Ve a un grupo de jovencitos en otro rincón del parque y su mirada de niño travieso se ilumina. A su paso se acerca hacia ellos, dónde llega unos cinco minutos después.
- Hola. ¿Perdonar, tenéis pastel de la risa?
El grupo lo mira extrañado, no le entienden, aunque tampoco saben que eso es un clásico en la vida de nuestro héroe, pero se dejan llevar un extraño magnetismo de atracción y duda.
-¿Un pastel de qué?
-De la risa. Vamos le llaman así, aunque a mi mucha risa no me dio, pero si tenéis un poco lo pruebo.
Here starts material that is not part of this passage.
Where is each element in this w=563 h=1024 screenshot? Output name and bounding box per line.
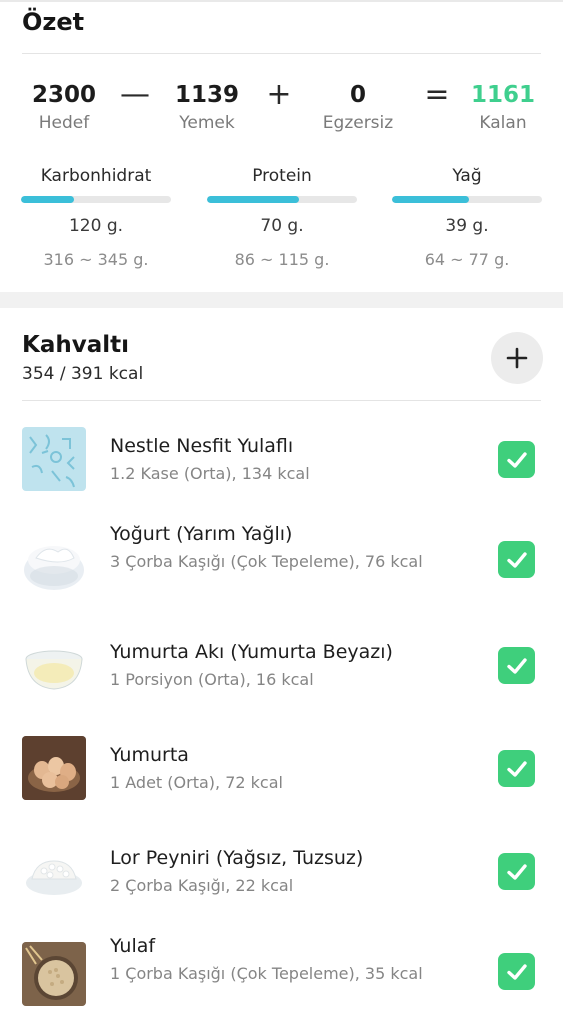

Un trocito sólo, no puede ser peor que la última vez, y al menos tendré enfermeras en urgencias. ¿No sé si se entiende?
-Abuelo, ¿Se ha perdido? ¿Quiere que avisemos a sus hijos?
-Lo que quiero en un pastel de marihuana.
-¿Marihuana? Abuelo, eso ya no se lleva. Ahora todo es en pastillas. ¿Pero en qué año se ha quedado?
-Bueno, pues si no tenéis, no quiero. Pero es una pena, porque está muy rico. Así se me pasa un poco el dolor de la hernia. ¡Ah! Se ha vuelto a salir.  ¿Queréis verla?
A unos veinte metros de la escena se acerca apresurada una enfermera morena, la misma que protagonizaba el principio de este texto, y grita.
-Jason, súbase los pantalones y deje de enseñar la hernia.
El alto abuelo sonríe, piensa mejor fuera que dentro, y entonces suena un pedo que funde a negro toda la escena.